[ogg-dev] adwantages of ogg container?

Sun Aug 29 15:55:07 PDT 2010

On 2010-08-30, Alexey Fisher wrote:

> One more question, haw about error resistance? For short time i worked 
> on computer forensic project, we needed to recover some parts of 
> videos from broken hard drive. There was many broken files. Are there 
> any options to recover video with missing header?

The best that I know about in that department is the kind of stuff they 
use in networks when trying to discern encrypted protocol flows based on 
auxiliary characteristics, or the stuff utilized in steganalysis. That 
is, statistical analysis of an extensive set of traits, which are 
heuristically derived from understanding of the protocol flow/behavior, 
and then statistically aggregated, typically using Bayesian methods. 
That sort of thing works extremely well in the interactive network 
environment, but I think it could be passable even in the storage 
forensic one. Still, I haven't seen any real work in the area myself.
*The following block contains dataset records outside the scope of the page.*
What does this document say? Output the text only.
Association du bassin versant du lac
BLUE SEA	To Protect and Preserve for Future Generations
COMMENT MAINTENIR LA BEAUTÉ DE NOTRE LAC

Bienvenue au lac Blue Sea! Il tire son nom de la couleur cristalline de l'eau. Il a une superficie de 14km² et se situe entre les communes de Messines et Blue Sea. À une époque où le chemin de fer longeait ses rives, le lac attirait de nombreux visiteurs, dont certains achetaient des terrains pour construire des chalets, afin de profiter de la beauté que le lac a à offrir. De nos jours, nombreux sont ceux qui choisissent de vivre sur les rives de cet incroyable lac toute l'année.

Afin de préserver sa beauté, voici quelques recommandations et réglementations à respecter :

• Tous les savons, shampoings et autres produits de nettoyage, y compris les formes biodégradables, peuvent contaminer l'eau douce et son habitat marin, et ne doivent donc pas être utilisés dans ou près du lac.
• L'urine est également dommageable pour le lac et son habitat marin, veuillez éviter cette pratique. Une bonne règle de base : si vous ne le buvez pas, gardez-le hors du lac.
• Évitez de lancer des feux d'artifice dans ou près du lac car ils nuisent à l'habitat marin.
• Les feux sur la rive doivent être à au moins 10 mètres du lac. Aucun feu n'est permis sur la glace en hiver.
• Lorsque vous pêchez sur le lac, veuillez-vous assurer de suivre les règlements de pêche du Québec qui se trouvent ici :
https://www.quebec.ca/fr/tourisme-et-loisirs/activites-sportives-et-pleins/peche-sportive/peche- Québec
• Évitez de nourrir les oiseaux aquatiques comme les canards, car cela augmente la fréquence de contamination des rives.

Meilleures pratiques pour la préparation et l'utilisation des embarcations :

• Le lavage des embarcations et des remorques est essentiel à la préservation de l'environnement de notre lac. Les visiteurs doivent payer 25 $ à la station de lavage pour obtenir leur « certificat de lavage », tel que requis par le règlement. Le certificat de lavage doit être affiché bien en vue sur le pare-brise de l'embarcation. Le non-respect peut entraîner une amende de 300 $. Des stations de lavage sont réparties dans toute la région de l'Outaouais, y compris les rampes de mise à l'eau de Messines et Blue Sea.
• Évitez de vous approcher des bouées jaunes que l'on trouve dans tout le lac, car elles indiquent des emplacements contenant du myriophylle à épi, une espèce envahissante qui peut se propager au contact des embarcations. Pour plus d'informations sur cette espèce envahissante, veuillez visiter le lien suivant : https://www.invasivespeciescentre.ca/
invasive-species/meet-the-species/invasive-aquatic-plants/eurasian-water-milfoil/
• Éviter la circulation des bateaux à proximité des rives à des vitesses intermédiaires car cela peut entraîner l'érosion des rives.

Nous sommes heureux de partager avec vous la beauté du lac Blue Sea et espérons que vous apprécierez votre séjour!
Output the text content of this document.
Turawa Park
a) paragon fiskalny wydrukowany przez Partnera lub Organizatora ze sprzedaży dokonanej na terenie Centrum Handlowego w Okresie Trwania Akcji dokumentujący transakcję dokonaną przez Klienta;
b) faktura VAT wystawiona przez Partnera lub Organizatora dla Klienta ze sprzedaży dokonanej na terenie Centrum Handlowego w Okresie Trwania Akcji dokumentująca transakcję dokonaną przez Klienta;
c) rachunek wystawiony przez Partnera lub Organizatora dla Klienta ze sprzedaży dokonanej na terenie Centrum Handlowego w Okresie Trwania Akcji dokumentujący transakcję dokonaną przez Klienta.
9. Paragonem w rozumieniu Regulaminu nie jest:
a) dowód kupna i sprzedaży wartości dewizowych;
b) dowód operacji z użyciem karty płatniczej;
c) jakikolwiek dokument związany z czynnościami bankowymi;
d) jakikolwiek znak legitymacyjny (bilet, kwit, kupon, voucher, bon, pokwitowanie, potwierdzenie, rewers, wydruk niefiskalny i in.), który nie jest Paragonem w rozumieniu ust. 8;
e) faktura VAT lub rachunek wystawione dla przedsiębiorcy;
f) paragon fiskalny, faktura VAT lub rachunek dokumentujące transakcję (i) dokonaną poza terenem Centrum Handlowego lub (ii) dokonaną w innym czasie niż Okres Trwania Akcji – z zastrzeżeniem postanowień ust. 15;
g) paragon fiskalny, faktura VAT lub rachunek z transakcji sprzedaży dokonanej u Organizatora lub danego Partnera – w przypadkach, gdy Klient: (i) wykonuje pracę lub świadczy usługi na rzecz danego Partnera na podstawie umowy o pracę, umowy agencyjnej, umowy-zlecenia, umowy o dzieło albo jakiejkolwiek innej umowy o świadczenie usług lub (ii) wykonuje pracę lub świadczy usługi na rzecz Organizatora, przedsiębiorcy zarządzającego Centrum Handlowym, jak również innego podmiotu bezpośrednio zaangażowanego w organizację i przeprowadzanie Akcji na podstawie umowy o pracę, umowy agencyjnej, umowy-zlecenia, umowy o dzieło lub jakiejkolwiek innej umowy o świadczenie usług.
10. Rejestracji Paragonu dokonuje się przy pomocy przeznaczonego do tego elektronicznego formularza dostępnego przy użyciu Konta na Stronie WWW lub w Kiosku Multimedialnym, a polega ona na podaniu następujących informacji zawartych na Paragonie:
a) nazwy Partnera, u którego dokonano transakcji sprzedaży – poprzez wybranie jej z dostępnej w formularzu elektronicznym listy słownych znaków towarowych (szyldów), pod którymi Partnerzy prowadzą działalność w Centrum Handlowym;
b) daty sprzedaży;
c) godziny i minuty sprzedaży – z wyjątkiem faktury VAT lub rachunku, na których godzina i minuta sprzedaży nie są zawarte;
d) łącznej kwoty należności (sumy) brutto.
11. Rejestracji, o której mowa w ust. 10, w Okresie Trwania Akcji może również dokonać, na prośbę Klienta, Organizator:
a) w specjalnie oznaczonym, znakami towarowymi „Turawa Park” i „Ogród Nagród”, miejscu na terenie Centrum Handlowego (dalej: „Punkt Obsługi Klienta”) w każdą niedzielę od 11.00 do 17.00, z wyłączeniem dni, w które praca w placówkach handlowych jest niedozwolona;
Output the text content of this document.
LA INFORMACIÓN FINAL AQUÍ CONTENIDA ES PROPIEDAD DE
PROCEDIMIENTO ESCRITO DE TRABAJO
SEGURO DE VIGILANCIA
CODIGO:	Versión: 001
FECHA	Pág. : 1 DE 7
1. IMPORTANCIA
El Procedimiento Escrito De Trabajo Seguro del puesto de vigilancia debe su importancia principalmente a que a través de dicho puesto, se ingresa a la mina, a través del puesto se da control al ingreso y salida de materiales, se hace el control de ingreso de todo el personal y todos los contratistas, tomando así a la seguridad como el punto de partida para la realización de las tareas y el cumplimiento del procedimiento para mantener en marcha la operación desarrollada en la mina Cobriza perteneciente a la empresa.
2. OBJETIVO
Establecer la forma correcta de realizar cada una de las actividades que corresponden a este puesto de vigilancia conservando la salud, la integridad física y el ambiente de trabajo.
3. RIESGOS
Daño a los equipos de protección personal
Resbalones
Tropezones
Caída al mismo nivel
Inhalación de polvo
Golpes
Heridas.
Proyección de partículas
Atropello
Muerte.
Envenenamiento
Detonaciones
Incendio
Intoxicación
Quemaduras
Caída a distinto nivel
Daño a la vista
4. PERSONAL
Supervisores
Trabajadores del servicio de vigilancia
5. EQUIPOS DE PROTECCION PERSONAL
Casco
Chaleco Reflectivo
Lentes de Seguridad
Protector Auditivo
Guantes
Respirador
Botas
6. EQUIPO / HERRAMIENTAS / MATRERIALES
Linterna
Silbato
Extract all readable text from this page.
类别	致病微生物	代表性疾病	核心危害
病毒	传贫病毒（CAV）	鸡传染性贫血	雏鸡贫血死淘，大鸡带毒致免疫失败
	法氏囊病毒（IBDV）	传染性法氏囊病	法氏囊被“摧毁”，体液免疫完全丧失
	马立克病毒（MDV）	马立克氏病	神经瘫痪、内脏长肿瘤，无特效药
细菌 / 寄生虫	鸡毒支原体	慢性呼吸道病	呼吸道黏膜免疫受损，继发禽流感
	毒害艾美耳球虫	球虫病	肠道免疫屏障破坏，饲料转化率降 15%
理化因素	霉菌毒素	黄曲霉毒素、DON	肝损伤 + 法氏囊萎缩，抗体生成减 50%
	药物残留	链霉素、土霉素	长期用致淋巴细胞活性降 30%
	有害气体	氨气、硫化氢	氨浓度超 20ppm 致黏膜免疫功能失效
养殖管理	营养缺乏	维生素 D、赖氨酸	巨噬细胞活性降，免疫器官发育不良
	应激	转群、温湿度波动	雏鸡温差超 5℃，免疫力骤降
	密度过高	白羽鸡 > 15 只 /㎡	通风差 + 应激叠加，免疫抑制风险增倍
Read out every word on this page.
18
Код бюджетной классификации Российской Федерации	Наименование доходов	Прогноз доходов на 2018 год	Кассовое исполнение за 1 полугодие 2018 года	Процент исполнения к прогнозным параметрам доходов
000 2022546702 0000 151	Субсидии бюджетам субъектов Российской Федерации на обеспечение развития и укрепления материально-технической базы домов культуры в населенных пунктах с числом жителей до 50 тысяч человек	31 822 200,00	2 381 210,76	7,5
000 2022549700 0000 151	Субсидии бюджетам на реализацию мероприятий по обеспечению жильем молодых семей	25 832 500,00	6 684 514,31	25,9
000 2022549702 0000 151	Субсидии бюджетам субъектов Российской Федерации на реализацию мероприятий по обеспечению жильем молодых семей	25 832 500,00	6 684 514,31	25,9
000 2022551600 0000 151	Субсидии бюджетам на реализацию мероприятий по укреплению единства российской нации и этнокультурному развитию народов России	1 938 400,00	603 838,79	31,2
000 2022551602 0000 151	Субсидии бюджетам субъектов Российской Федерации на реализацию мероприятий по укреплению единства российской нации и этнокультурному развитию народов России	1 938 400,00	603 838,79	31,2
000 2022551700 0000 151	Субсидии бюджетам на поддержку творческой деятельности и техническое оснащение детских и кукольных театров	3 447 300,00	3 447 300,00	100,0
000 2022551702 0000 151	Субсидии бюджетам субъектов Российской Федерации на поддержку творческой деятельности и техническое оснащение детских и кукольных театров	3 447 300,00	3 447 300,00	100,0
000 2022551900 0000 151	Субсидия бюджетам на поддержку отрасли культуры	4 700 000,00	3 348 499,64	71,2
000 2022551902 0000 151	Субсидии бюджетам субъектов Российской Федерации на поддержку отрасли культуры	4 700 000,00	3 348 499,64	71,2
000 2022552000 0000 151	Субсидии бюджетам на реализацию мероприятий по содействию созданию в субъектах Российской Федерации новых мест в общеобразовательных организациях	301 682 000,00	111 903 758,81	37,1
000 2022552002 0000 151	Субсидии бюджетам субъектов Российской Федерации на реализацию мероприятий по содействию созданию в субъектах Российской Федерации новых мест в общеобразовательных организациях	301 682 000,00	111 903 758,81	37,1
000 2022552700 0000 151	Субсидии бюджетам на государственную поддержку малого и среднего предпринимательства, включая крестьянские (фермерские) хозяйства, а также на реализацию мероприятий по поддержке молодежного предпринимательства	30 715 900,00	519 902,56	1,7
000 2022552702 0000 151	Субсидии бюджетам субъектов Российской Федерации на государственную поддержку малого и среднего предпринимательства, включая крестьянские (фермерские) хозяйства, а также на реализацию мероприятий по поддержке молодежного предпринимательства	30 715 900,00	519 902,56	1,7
My kind of nerd at least goes after the problem directly and generally. 
Map out all of the information you have, subdivide the problem into 
pieces you can crank out some explicit measurement code for, rebuild it 
using statistical methods, and then apply machine learning algorithms 
against a corpus of examples to yield a classification model. After 
that, mine the open source "literature" for what people have done in the 
past when something became corrupted and needed to be put back together.

As a simple suggestion for a couple of relevant measurements/traits... 
Most current video protocols are highly compressed and thus mimic noise. 
But only in the part of the data which is actually video; the protocol 
overhead tends to be regular and thus compressible/well-correlated in 
time. So while it's pretty involved, computationally speaking, it's at 
least theoretically possible to use autocorrelative analysis or local 
compressibility measures using heavy duty text compressors as a means to 
identify that sort of structure. I've thought from time to time myself 
that record structures could probably be identified via windowed Fourier 
transforms over traits derived from the data. Textual similarity scores 
based on sets of short sparsified hashes over a sliding window (like 
rsync's first pass) can work, especially if adapted to that 
deterministic framing and protocol overhead I mentioned. Or whatever.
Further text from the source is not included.